A quelli come me che se ne occuparono a suo tempo, appare come la vittoria della P2, delle destre e della Piovra, e di tutti coloro che con ogni mezzo a disposizione – a cominciare dall’irruzione nella politica di Berlusconi, già membro piduista, e del suo impero mediatico – hanno lentamente minato le fondamenta democratiche del nostro Paese, attaccandone le libertà basiche e alimentando la sfiducia nelle istituzioni. Non solo: ingigantendo a dismisura insicurezza e paure (violenze, criminalità ed immigrazione) che sono esagerate rispetto alla realtà degli stessi dati dei vari ministeri che se ne occupano. Una strategia comune a tutte le destre europee, per conquistare il potere e soggiogare gli Stati.

Le generazioni che vissero i fascismi ed il nazismo sono ormai scomparse, la memoria e la Storia costantemente vengono vilipese e contraffatte, la menzogna e l’omissione sono ormai le cifre sempre più ricorrenti sia nella comunicazione di massa sia in quella governativa, favorite dalla litigiosità delle opposizioni (il dubbio che tra di esse vi siano provocatori prezzolati è lecito, altrimenti non si spiegherebbero certe prese di posizione che favoriscono oggettivamente la destra) e da una sinistra che solo ora comincia a capire i disagi, le rabbie e il senso d’abbandono dei ceti medi, della piccola borghesia (peraltro storicamente bastione delle forze conservatrici), dei cattolici anti aborto anti divorzio, della classe operaia che spera sempre di andare in paradiso e crede a chi glielo promette ed oggi chi glielo promette sta a destra, ben sapendo di non poterlo fare.

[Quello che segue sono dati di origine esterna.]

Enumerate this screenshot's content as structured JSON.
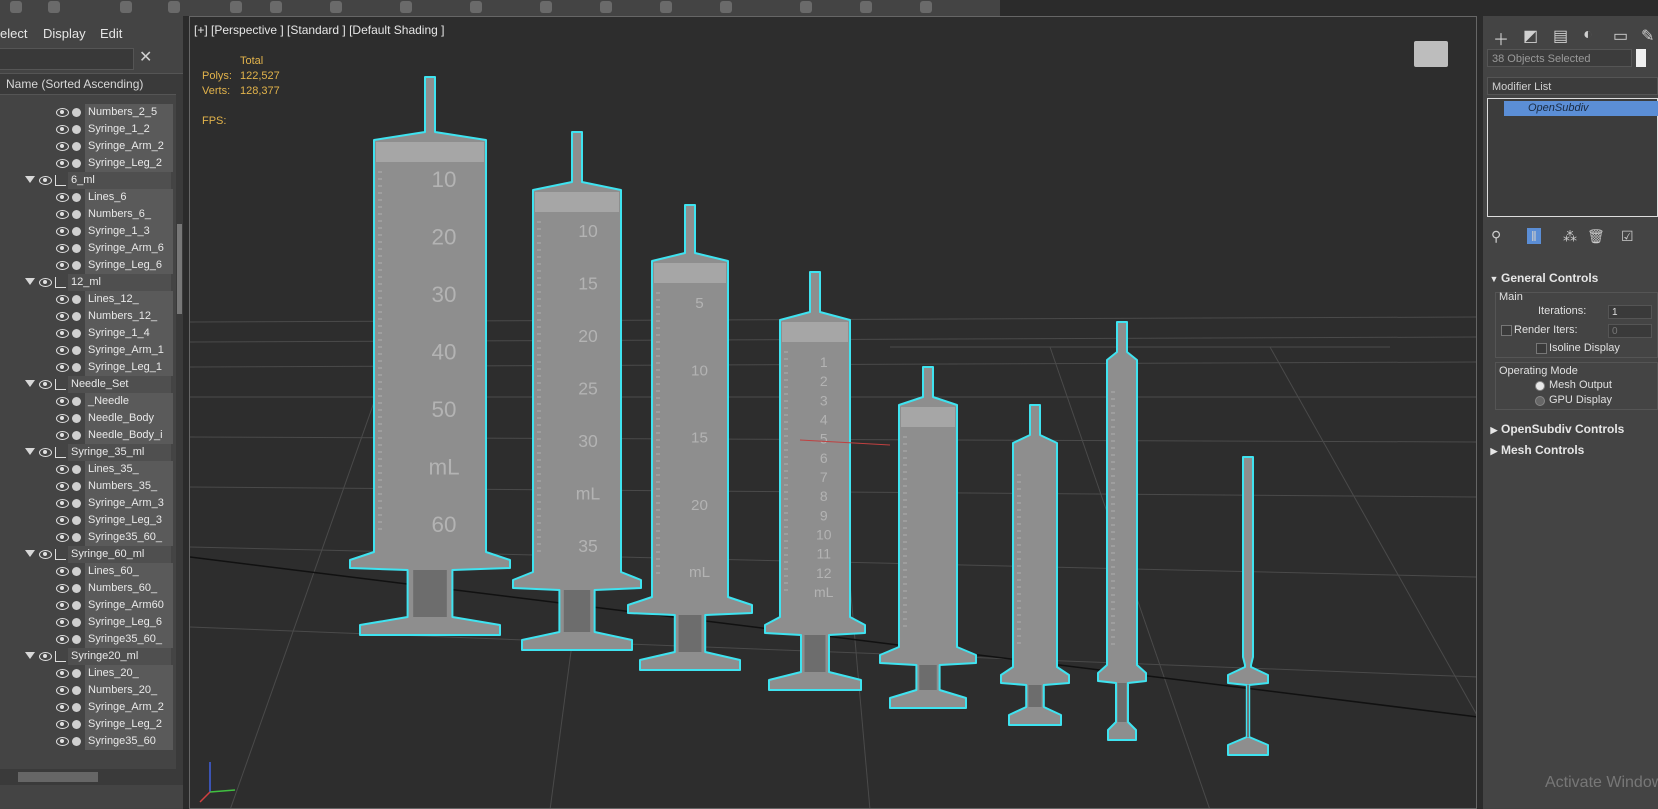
{
  "explorer": {
    "menu": [
      "elect",
      "Display",
      "Edit"
    ],
    "column_header": "Name (Sorted Ascending)",
    "rows": [
      {
        "label": "Numbers_2_5",
        "layer": false
      },
      {
        "label": "Syringe_1_2",
        "layer": false
      },
      {
        "label": "Syringe_Arm_2",
        "layer": false
      },
      {
        "label": "Syringe_Leg_2",
        "layer": false
      },
      {
        "label": "6_ml",
        "layer": true
      },
      {
        "label": "Lines_6",
        "layer": false
      },
      {
        "label": "Numbers_6_",
        "layer": false
      },
      {
        "label": "Syringe_1_3",
        "layer": false
      },
      {
        "label": "Syringe_Arm_6",
        "layer": false
      },
      {
        "label": "Syringe_Leg_6",
        "layer": false
      },
      {
        "label": "12_ml",
        "layer": true
      },
      {
        "label": "Lines_12_",
        "layer": false
      },
      {
        "label": "Numbers_12_",
        "layer": false
      },
      {
        "label": "Syringe_1_4",
        "layer": false
      },
      {
        "label": "Syringe_Arm_1",
        "layer": false
      },
      {
        "label": "Syringe_Leg_1",
        "layer": false
      },
      {
        "label": "Needle_Set",
        "layer": true
      },
      {
        "label": "_Needle",
        "layer": false
      },
      {
        "label": "Needle_Body",
        "layer": false
      },
      {
        "label": "Needle_Body_i",
        "layer": false
      },
      {
        "label": "Syringe_35_ml",
        "layer": true
      },
      {
        "label": "Lines_35_",
        "layer": false
      },
      {
        "label": "Numbers_35_",
        "layer": false
      },
      {
        "label": "Syringe_Arm_3",
        "layer": false
      },
      {
        "label": "Syringe_Leg_3",
        "layer": false
      },
      {
        "label": "Syringe35_60_",
        "layer": false
      },
      {
        "label": "Syringe_60_ml",
        "layer": true
      },
      {
        "label": "Lines_60_",
        "layer": false
      },
      {
        "label": "Numbers_60_",
        "layer": false
      },
      {
        "label": "Syringe_Arm60",
        "layer": false
      },
      {
        "label": "Syringe_Leg_6",
        "layer": false
      },
      {
        "label": "Syringe35_60_",
        "layer": false
      },
      {
        "label": "Syringe20_ml",
        "layer": true
      },
      {
        "label": "Lines_20_",
        "layer": false
      },
      {
        "label": "Numbers_20_",
        "layer": false
      },
      {
        "label": "Syringe_Arm_2",
        "layer": false
      },
      {
        "label": "Syringe_Leg_2",
        "layer": false
      },
      {
        "label": "Syringe35_60",
        "layer": false
      }
    ]
  },
  "viewport": {
    "label": "[+] [Perspective ] [Standard ] [Default Shading ]",
    "stats_title": "Total",
    "polys_label": "Polys:",
    "polys_value": "122,527",
    "verts_label": "Verts:",
    "verts_value": "128,377",
    "fps_label": "FPS:",
    "syringe1_marks": [
      "10",
      "20",
      "30",
      "40",
      "50",
      "mL",
      "60"
    ],
    "syringe2_marks": [
      "10",
      "15",
      "20",
      "25",
      "30",
      "mL",
      "35"
    ],
    "syringe3_marks": [
      "5",
      "10",
      "15",
      "20",
      "mL"
    ],
    "syringe4_marks": [
      "1",
      "2",
      "3",
      "4",
      "5",
      "6",
      "7",
      "8",
      "9",
      "10",
      "11",
      "12",
      "mL"
    ],
    "selection_color": "#3fe3f0"
  },
  "command_panel": {
    "selection_text": "38 Objects Selected",
    "modifier_list": "Modifier List",
    "stack_item": "OpenSubdiv",
    "general_controls": "General Controls",
    "main_group": "Main",
    "iterations_label": "Iterations:",
    "iterations_value": "1",
    "render_iters_label": "Render Iters:",
    "render_iters_value": "0",
    "isoline_label": "Isoline Display",
    "operating_mode": "Operating Mode",
    "mesh_output": "Mesh Output",
    "gpu_display": "GPU Display",
    "opensubdiv_controls": "OpenSubdiv Controls",
    "mesh_controls": "Mesh Controls",
    "accent": "#5b8ed6"
  },
  "watermark": "Activate Windows"
}
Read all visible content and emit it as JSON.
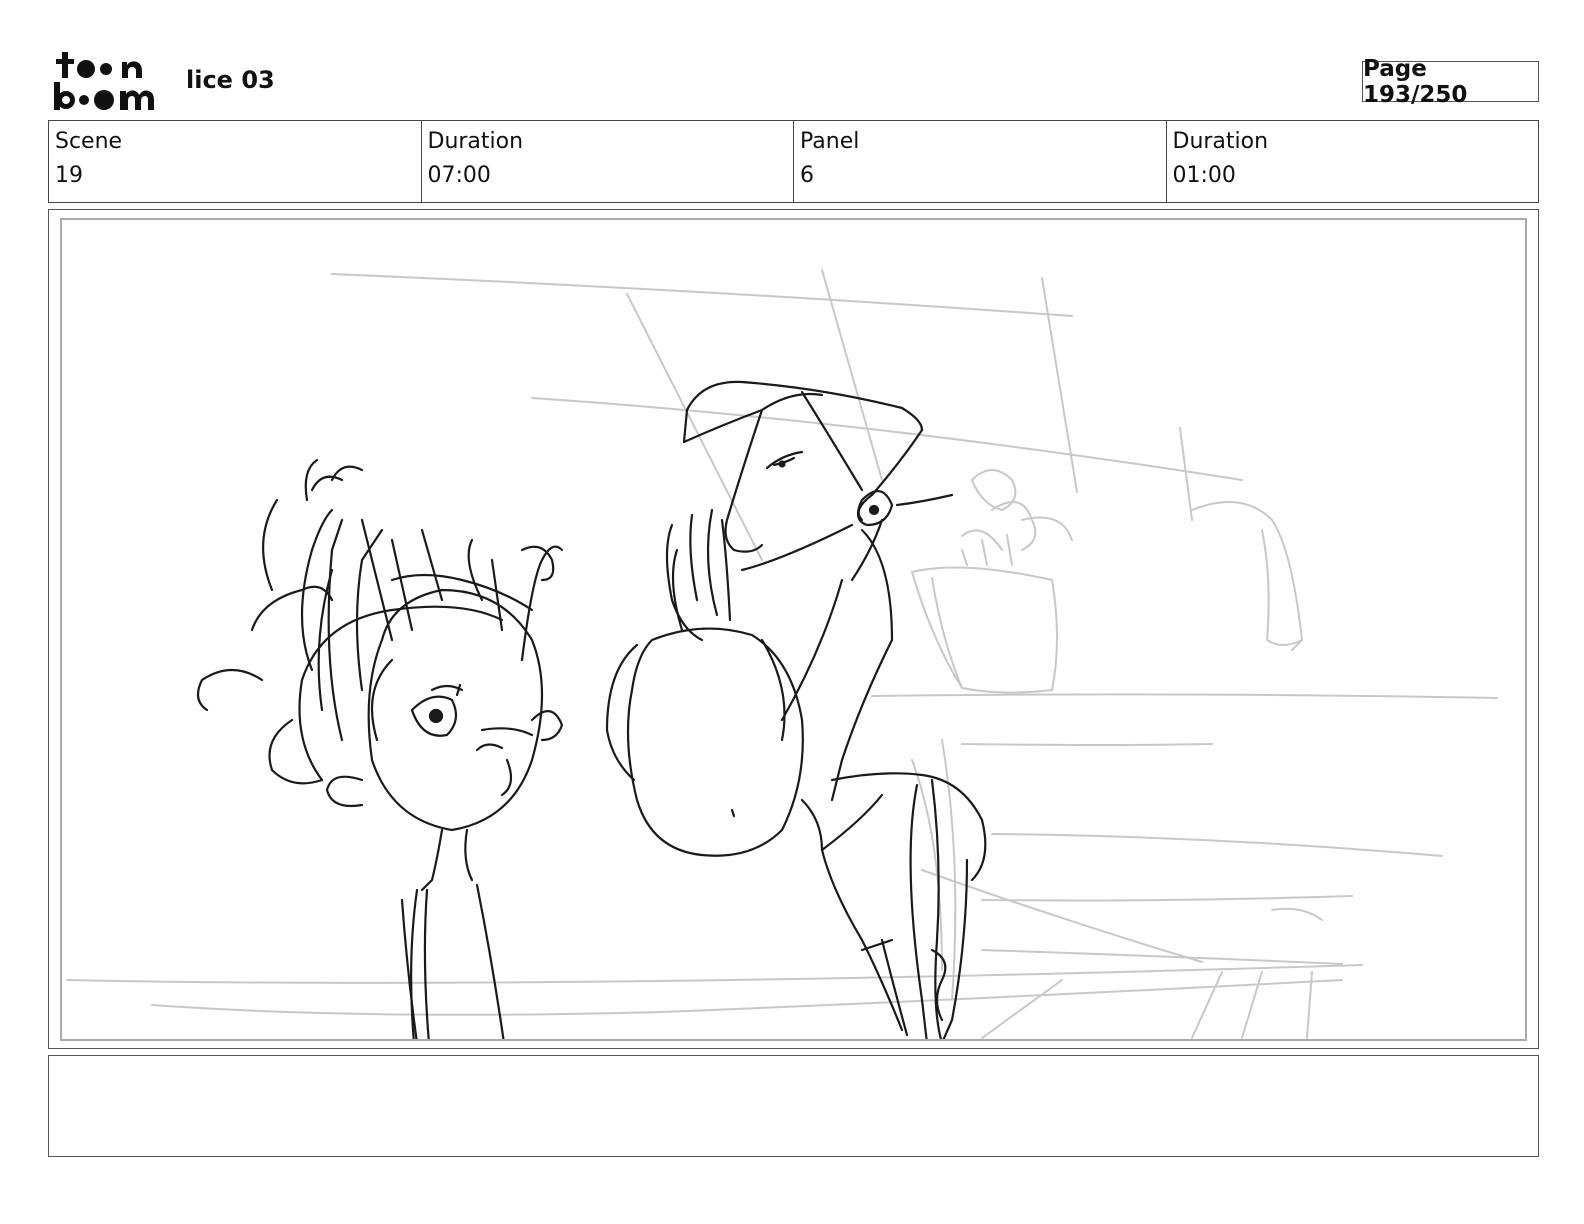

In un Paese dove un italiano su due legge a malapena un libro, dove l’analfabetismo di ritorno è attorno al 12-15 per cento, dove la cultura è disprezzata (per forza: da sempre è nemica degli “ismi”), dove l’opportunismo è regola di vita, dove la religione è strumentalizzata dalla politica (altro che laicità…), dove gli imprenditori mungono le risorse dello Stato per intascarle e, raramente, per investire; dove i giovani, se non hanno genitori benestanti, professionisti, o in politica, sono costretti ad impieghi malamente remunerati e costretti ad andarsene via (peraltro, come ha dimostrato il voto degli studenti fuori sede, nella stragrande maggioranza antigovernativi proprio perché consapevoli dell’inettitudine di chi comanda) non senza il sospetto che questa diaspora faccia comodo perché ci si libera di probabili ostili elettori… insomma, in un Paese che sta invecchiando troppo e male, c’è chi si prepara a rovinarlo per sempre, ad “argentinizzarlo”, a farne una repubblica delle banane, a metterci sul fronte dei Paesi dove l’illibertà, la democratura e le verticali del potere imbavagliano opinioni, pensieri, diritti, progresso.

Fin che avrò fiato (e vita) continuerò a battermi perché ciò non avvenga. Raccontare per… raccontare.